It’s all about taking care of the customer.

That theme resonated through two onstage chats Monday afternoon at VentureBeat’s GrowthBeat 2015 conference in San Francisco.

Pacific Gas & Electric (PG&E) chief customer officer Laurie Giammona proudly told of all the customer-oriented efforts undertaken by her utility company.

It sounded more like an anxious-to-please new age health company. She recalled, for instance, that customer teams interfaced with town residents in Napa, California after a large earthquake a year ago, to make sure people knew what restorative efforts were underway.

PG&E provides customer training across departments, and Giammona talked about a company-wide effort to instill empathy for the actual people whose lives the company touches.

The company also made 15 percent of its bonus structure dependent on improving customer experience, and it overhauled its customer contract center.

The key task, she said, is helping employees “know there’s a customer behind everything they do.”

The driver behind this customer-ness is that any Net-connected person has so many alternatives these days, even for electricity. So, a major utility company — formerly the archetypal example of an out-of-touch semi-monopoly — has to make customer experience (read: customer happiness) their chief concern.

The number one responsibility of the chief marketing officer, echoed executive search consultant Deborah Op den Kamp from search firm Spencer Stuart, is to “know the customer.”

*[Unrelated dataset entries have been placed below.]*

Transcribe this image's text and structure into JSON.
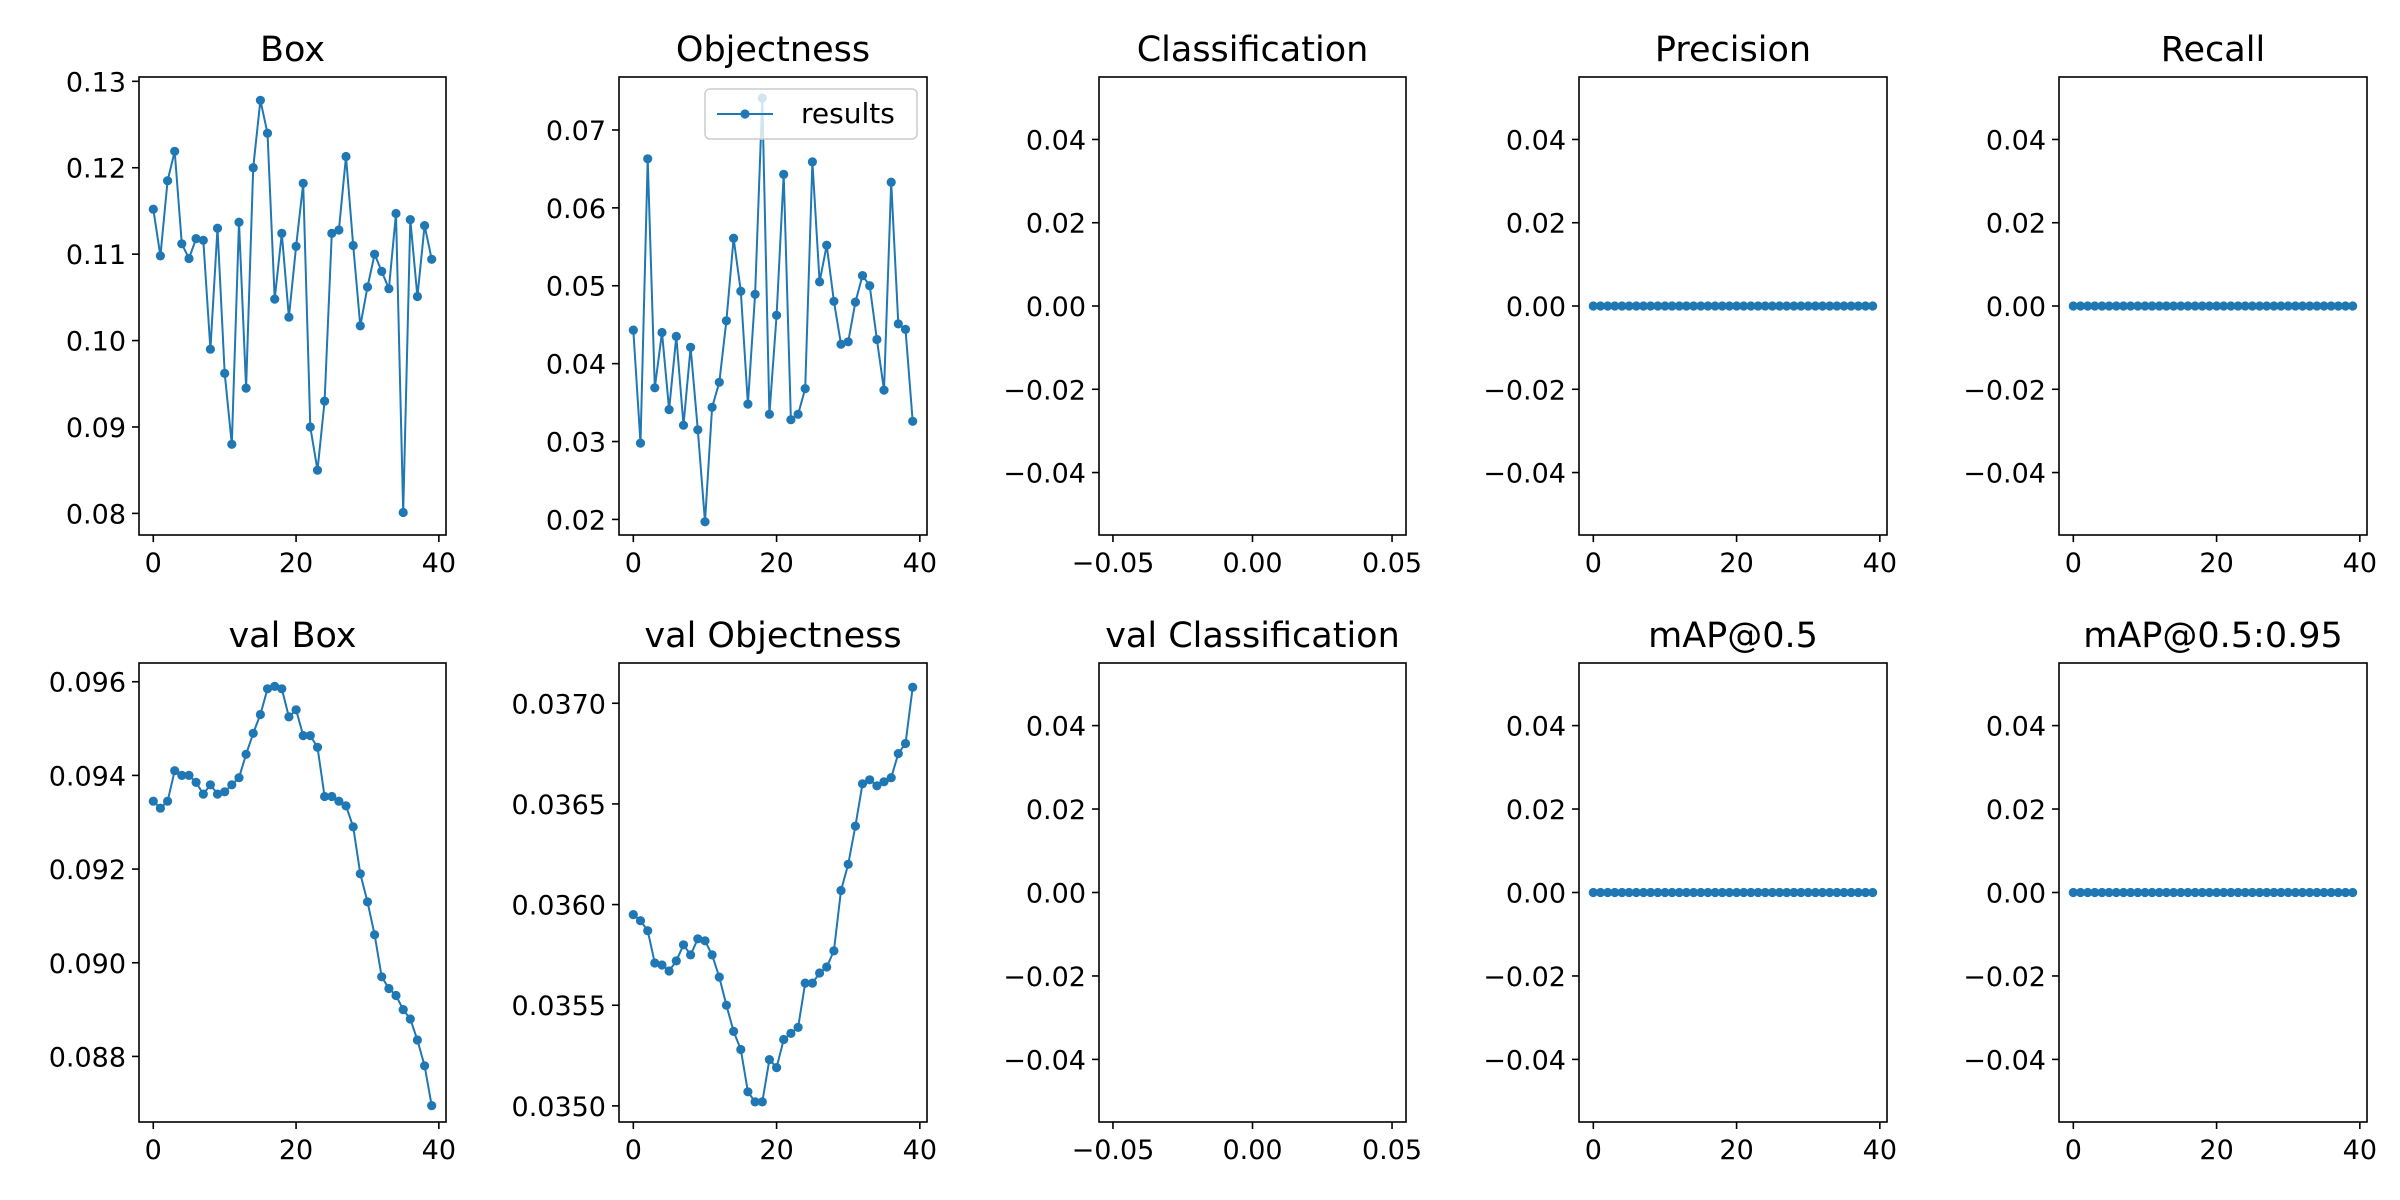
{
  "colors": {
    "series": "#1f77b4",
    "axes": "#000000",
    "background": "#ffffff",
    "legend_border": "#cccccc"
  },
  "chart_data": [
    {
      "type": "line",
      "title": "Box",
      "xlabel": "",
      "ylabel": "",
      "xlim": [
        -2,
        41
      ],
      "ylim": [
        0.0775,
        0.1305
      ],
      "xticks": [
        0,
        20,
        40
      ],
      "xtick_labels": [
        "0",
        "20",
        "40"
      ],
      "yticks": [
        0.08,
        0.09,
        0.1,
        0.11,
        0.12,
        0.13
      ],
      "ytick_labels": [
        "0.08",
        "0.09",
        "0.10",
        "0.11",
        "0.12",
        "0.13"
      ],
      "grid": false,
      "series": [
        {
          "x": [
            0,
            1,
            2,
            3,
            4,
            5,
            6,
            7,
            8,
            9,
            10,
            11,
            12,
            13,
            14,
            15,
            16,
            17,
            18,
            19,
            20,
            21,
            22,
            23,
            24,
            25,
            26,
            27,
            28,
            29,
            30,
            31,
            32,
            33,
            34,
            35,
            36,
            37,
            38,
            39
          ],
          "y": [
            0.1152,
            0.1098,
            0.1185,
            0.1219,
            0.1112,
            0.1095,
            0.1118,
            0.1116,
            0.099,
            0.113,
            0.0962,
            0.088,
            0.1137,
            0.0945,
            0.12,
            0.1278,
            0.124,
            0.1048,
            0.1124,
            0.1027,
            0.1109,
            0.1182,
            0.09,
            0.085,
            0.093,
            0.1124,
            0.1128,
            0.1213,
            0.111,
            0.1017,
            0.1062,
            0.11,
            0.108,
            0.106,
            0.1147,
            0.0801,
            0.114,
            0.1051,
            0.1133,
            0.1094
          ]
        }
      ]
    },
    {
      "type": "line",
      "title": "Objectness",
      "xlabel": "",
      "ylabel": "",
      "xlim": [
        -2,
        41
      ],
      "ylim": [
        0.018,
        0.0768
      ],
      "xticks": [
        0,
        20,
        40
      ],
      "xtick_labels": [
        "0",
        "20",
        "40"
      ],
      "yticks": [
        0.02,
        0.03,
        0.04,
        0.05,
        0.06,
        0.07
      ],
      "ytick_labels": [
        "0.02",
        "0.03",
        "0.04",
        "0.05",
        "0.06",
        "0.07"
      ],
      "grid": false,
      "legend": {
        "entries": [
          "results"
        ],
        "placement": "upper right"
      },
      "series": [
        {
          "name": "results",
          "x": [
            0,
            1,
            2,
            3,
            4,
            5,
            6,
            7,
            8,
            9,
            10,
            11,
            12,
            13,
            14,
            15,
            16,
            17,
            18,
            19,
            20,
            21,
            22,
            23,
            24,
            25,
            26,
            27,
            28,
            29,
            30,
            31,
            32,
            33,
            34,
            35,
            36,
            37,
            38,
            39
          ],
          "y": [
            0.0443,
            0.0298,
            0.0663,
            0.0369,
            0.044,
            0.0341,
            0.0435,
            0.0321,
            0.0421,
            0.0315,
            0.0197,
            0.0344,
            0.0376,
            0.0455,
            0.0561,
            0.0493,
            0.0348,
            0.0489,
            0.0741,
            0.0335,
            0.0462,
            0.0643,
            0.0328,
            0.0335,
            0.0368,
            0.0659,
            0.0505,
            0.0552,
            0.048,
            0.0425,
            0.0428,
            0.0479,
            0.0513,
            0.05,
            0.0431,
            0.0366,
            0.0633,
            0.0451,
            0.0444,
            0.0326
          ]
        }
      ]
    },
    {
      "type": "line",
      "title": "Classification",
      "xlabel": "",
      "ylabel": "",
      "xlim": [
        -0.055,
        0.055
      ],
      "ylim": [
        -0.055,
        0.055
      ],
      "xticks": [
        -0.05,
        0,
        0.05
      ],
      "xtick_labels": [
        "−0.05",
        "0.00",
        "0.05"
      ],
      "yticks": [
        -0.04,
        -0.02,
        0,
        0.02,
        0.04
      ],
      "ytick_labels": [
        "−0.04",
        "−0.02",
        "0.00",
        "0.02",
        "0.04"
      ],
      "grid": false,
      "series": [
        {
          "x": [],
          "y": []
        }
      ]
    },
    {
      "type": "line",
      "title": "Precision",
      "xlabel": "",
      "ylabel": "",
      "xlim": [
        -2,
        41
      ],
      "ylim": [
        -0.055,
        0.055
      ],
      "xticks": [
        0,
        20,
        40
      ],
      "xtick_labels": [
        "0",
        "20",
        "40"
      ],
      "yticks": [
        -0.04,
        -0.02,
        0,
        0.02,
        0.04
      ],
      "ytick_labels": [
        "−0.04",
        "−0.02",
        "0.00",
        "0.02",
        "0.04"
      ],
      "grid": false,
      "series": [
        {
          "x": [
            0,
            1,
            2,
            3,
            4,
            5,
            6,
            7,
            8,
            9,
            10,
            11,
            12,
            13,
            14,
            15,
            16,
            17,
            18,
            19,
            20,
            21,
            22,
            23,
            24,
            25,
            26,
            27,
            28,
            29,
            30,
            31,
            32,
            33,
            34,
            35,
            36,
            37,
            38,
            39
          ],
          "y": [
            0,
            0,
            0,
            0,
            0,
            0,
            0,
            0,
            0,
            0,
            0,
            0,
            0,
            0,
            0,
            0,
            0,
            0,
            0,
            0,
            0,
            0,
            0,
            0,
            0,
            0,
            0,
            0,
            0,
            0,
            0,
            0,
            0,
            0,
            0,
            0,
            0,
            0,
            0,
            0
          ]
        }
      ]
    },
    {
      "type": "line",
      "title": "Recall",
      "xlabel": "",
      "ylabel": "",
      "xlim": [
        -2,
        41
      ],
      "ylim": [
        -0.055,
        0.055
      ],
      "xticks": [
        0,
        20,
        40
      ],
      "xtick_labels": [
        "0",
        "20",
        "40"
      ],
      "yticks": [
        -0.04,
        -0.02,
        0,
        0.02,
        0.04
      ],
      "ytick_labels": [
        "−0.04",
        "−0.02",
        "0.00",
        "0.02",
        "0.04"
      ],
      "grid": false,
      "series": [
        {
          "x": [
            0,
            1,
            2,
            3,
            4,
            5,
            6,
            7,
            8,
            9,
            10,
            11,
            12,
            13,
            14,
            15,
            16,
            17,
            18,
            19,
            20,
            21,
            22,
            23,
            24,
            25,
            26,
            27,
            28,
            29,
            30,
            31,
            32,
            33,
            34,
            35,
            36,
            37,
            38,
            39
          ],
          "y": [
            0,
            0,
            0,
            0,
            0,
            0,
            0,
            0,
            0,
            0,
            0,
            0,
            0,
            0,
            0,
            0,
            0,
            0,
            0,
            0,
            0,
            0,
            0,
            0,
            0,
            0,
            0,
            0,
            0,
            0,
            0,
            0,
            0,
            0,
            0,
            0,
            0,
            0,
            0,
            0
          ]
        }
      ]
    },
    {
      "type": "line",
      "title": "val Box",
      "xlabel": "",
      "ylabel": "",
      "xlim": [
        -2,
        41
      ],
      "ylim": [
        0.0866,
        0.0964
      ],
      "xticks": [
        0,
        20,
        40
      ],
      "xtick_labels": [
        "0",
        "20",
        "40"
      ],
      "yticks": [
        0.088,
        0.09,
        0.092,
        0.094,
        0.096
      ],
      "ytick_labels": [
        "0.088",
        "0.090",
        "0.092",
        "0.094",
        "0.096"
      ],
      "grid": false,
      "series": [
        {
          "x": [
            0,
            1,
            2,
            3,
            4,
            5,
            6,
            7,
            8,
            9,
            10,
            11,
            12,
            13,
            14,
            15,
            16,
            17,
            18,
            19,
            20,
            21,
            22,
            23,
            24,
            25,
            26,
            27,
            28,
            29,
            30,
            31,
            32,
            33,
            34,
            35,
            36,
            37,
            38,
            39
          ],
          "y": [
            0.09345,
            0.0933,
            0.09345,
            0.0941,
            0.094,
            0.094,
            0.09385,
            0.0936,
            0.0938,
            0.0936,
            0.09365,
            0.0938,
            0.09395,
            0.09445,
            0.0949,
            0.0953,
            0.09585,
            0.0959,
            0.09585,
            0.09525,
            0.0954,
            0.09485,
            0.09485,
            0.0946,
            0.09355,
            0.09355,
            0.09345,
            0.09335,
            0.0929,
            0.0919,
            0.0913,
            0.0906,
            0.0897,
            0.08945,
            0.0893,
            0.089,
            0.0888,
            0.08835,
            0.0878,
            0.08695
          ]
        }
      ]
    },
    {
      "type": "line",
      "title": "val Objectness",
      "xlabel": "",
      "ylabel": "",
      "xlim": [
        -2,
        41
      ],
      "ylim": [
        0.03492,
        0.0372
      ],
      "xticks": [
        0,
        20,
        40
      ],
      "xtick_labels": [
        "0",
        "20",
        "40"
      ],
      "yticks": [
        0.035,
        0.0355,
        0.036,
        0.0365,
        0.037
      ],
      "ytick_labels": [
        "0.0350",
        "0.0355",
        "0.0360",
        "0.0365",
        "0.0370"
      ],
      "grid": false,
      "series": [
        {
          "x": [
            0,
            1,
            2,
            3,
            4,
            5,
            6,
            7,
            8,
            9,
            10,
            11,
            12,
            13,
            14,
            15,
            16,
            17,
            18,
            19,
            20,
            21,
            22,
            23,
            24,
            25,
            26,
            27,
            28,
            29,
            30,
            31,
            32,
            33,
            34,
            35,
            36,
            37,
            38,
            39
          ],
          "y": [
            0.03595,
            0.03592,
            0.03587,
            0.03571,
            0.0357,
            0.03567,
            0.03572,
            0.0358,
            0.03575,
            0.03583,
            0.03582,
            0.03575,
            0.03564,
            0.0355,
            0.03537,
            0.03528,
            0.03507,
            0.03502,
            0.03502,
            0.03523,
            0.03519,
            0.03533,
            0.03536,
            0.03539,
            0.03561,
            0.03561,
            0.03566,
            0.03569,
            0.03577,
            0.03607,
            0.0362,
            0.03639,
            0.0366,
            0.03662,
            0.03659,
            0.03661,
            0.03663,
            0.03675,
            0.0368,
            0.03708
          ]
        }
      ]
    },
    {
      "type": "line",
      "title": "val Classification",
      "xlabel": "",
      "ylabel": "",
      "xlim": [
        -0.055,
        0.055
      ],
      "ylim": [
        -0.055,
        0.055
      ],
      "xticks": [
        -0.05,
        0,
        0.05
      ],
      "xtick_labels": [
        "−0.05",
        "0.00",
        "0.05"
      ],
      "yticks": [
        -0.04,
        -0.02,
        0,
        0.02,
        0.04
      ],
      "ytick_labels": [
        "−0.04",
        "−0.02",
        "0.00",
        "0.02",
        "0.04"
      ],
      "grid": false,
      "series": [
        {
          "x": [],
          "y": []
        }
      ]
    },
    {
      "type": "line",
      "title": "mAP@0.5",
      "xlabel": "",
      "ylabel": "",
      "xlim": [
        -2,
        41
      ],
      "ylim": [
        -0.055,
        0.055
      ],
      "xticks": [
        0,
        20,
        40
      ],
      "xtick_labels": [
        "0",
        "20",
        "40"
      ],
      "yticks": [
        -0.04,
        -0.02,
        0,
        0.02,
        0.04
      ],
      "ytick_labels": [
        "−0.04",
        "−0.02",
        "0.00",
        "0.02",
        "0.04"
      ],
      "grid": false,
      "series": [
        {
          "x": [
            0,
            1,
            2,
            3,
            4,
            5,
            6,
            7,
            8,
            9,
            10,
            11,
            12,
            13,
            14,
            15,
            16,
            17,
            18,
            19,
            20,
            21,
            22,
            23,
            24,
            25,
            26,
            27,
            28,
            29,
            30,
            31,
            32,
            33,
            34,
            35,
            36,
            37,
            38,
            39
          ],
          "y": [
            0,
            0,
            0,
            0,
            0,
            0,
            0,
            0,
            0,
            0,
            0,
            0,
            0,
            0,
            0,
            0,
            0,
            0,
            0,
            0,
            0,
            0,
            0,
            0,
            0,
            0,
            0,
            0,
            0,
            0,
            0,
            0,
            0,
            0,
            0,
            0,
            0,
            0,
            0,
            0
          ]
        }
      ]
    },
    {
      "type": "line",
      "title": "mAP@0.5:0.95",
      "xlabel": "",
      "ylabel": "",
      "xlim": [
        -2,
        41
      ],
      "ylim": [
        -0.055,
        0.055
      ],
      "xticks": [
        0,
        20,
        40
      ],
      "xtick_labels": [
        "0",
        "20",
        "40"
      ],
      "yticks": [
        -0.04,
        -0.02,
        0,
        0.02,
        0.04
      ],
      "ytick_labels": [
        "−0.04",
        "−0.02",
        "0.00",
        "0.02",
        "0.04"
      ],
      "grid": false,
      "series": [
        {
          "x": [
            0,
            1,
            2,
            3,
            4,
            5,
            6,
            7,
            8,
            9,
            10,
            11,
            12,
            13,
            14,
            15,
            16,
            17,
            18,
            19,
            20,
            21,
            22,
            23,
            24,
            25,
            26,
            27,
            28,
            29,
            30,
            31,
            32,
            33,
            34,
            35,
            36,
            37,
            38,
            39
          ],
          "y": [
            0,
            0,
            0,
            0,
            0,
            0,
            0,
            0,
            0,
            0,
            0,
            0,
            0,
            0,
            0,
            0,
            0,
            0,
            0,
            0,
            0,
            0,
            0,
            0,
            0,
            0,
            0,
            0,
            0,
            0,
            0,
            0,
            0,
            0,
            0,
            0,
            0,
            0,
            0,
            0
          ]
        }
      ]
    }
  ]
}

executive search consultant Deborah Op den Kamp from search firm Spender Stuart

Above: executive search consultant Deborah Op den Kamp from search firm Spender Stuart

Image Credit: Michael O'Donnell/VentureBeat

She told of “one of my favorite CMOs,” an unnamed executive who made the transition from a top marketer at a high-tech company to a similar role at a pharmaceutical. One of the first things this exec did was attend a variety of patient meetings and other events to learn about the people she was selling to.

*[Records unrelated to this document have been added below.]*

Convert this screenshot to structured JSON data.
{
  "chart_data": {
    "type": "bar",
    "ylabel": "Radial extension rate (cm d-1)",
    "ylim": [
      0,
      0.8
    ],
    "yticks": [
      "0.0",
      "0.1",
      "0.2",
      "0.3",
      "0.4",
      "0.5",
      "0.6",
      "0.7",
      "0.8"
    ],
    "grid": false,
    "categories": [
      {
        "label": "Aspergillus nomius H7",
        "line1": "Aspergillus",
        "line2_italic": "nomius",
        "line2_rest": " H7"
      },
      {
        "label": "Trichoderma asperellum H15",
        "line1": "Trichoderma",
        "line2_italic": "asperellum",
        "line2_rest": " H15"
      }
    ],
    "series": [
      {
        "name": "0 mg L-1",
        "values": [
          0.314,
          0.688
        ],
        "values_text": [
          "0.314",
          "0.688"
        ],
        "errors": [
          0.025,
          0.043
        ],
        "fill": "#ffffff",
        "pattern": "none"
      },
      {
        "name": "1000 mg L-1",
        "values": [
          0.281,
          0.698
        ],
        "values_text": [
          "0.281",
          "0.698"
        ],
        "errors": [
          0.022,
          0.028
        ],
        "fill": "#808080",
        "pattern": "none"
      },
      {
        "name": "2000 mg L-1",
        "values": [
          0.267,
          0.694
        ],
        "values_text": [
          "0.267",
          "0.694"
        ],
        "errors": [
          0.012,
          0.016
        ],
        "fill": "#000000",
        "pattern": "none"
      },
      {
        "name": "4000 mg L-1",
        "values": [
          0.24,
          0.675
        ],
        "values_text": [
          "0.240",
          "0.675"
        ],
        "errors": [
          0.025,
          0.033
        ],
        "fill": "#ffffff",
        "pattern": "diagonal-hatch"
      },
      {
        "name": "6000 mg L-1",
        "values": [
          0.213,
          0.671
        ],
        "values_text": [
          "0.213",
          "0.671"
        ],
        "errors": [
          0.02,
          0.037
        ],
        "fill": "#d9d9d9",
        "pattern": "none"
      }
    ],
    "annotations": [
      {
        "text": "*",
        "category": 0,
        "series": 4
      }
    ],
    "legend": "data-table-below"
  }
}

Op den Kamp also noted that the modern CMO needs to have a dual focus — on both the brand identity and on performance marketing, where sales and return-on-investment are tied by data to marketing and ads.

“The days of not knowing which half of your budget is effective is over,” she pointed out.

This dual focus is a challenge, she noted, since many marketing professionals have been oriented toward one or the other areas. It’s a key reason why she emphasized that CMOs also need to “be curious [and remain] a lifelong learner” to keep up with all the ways that brand identity and performance marketing continue to evolve.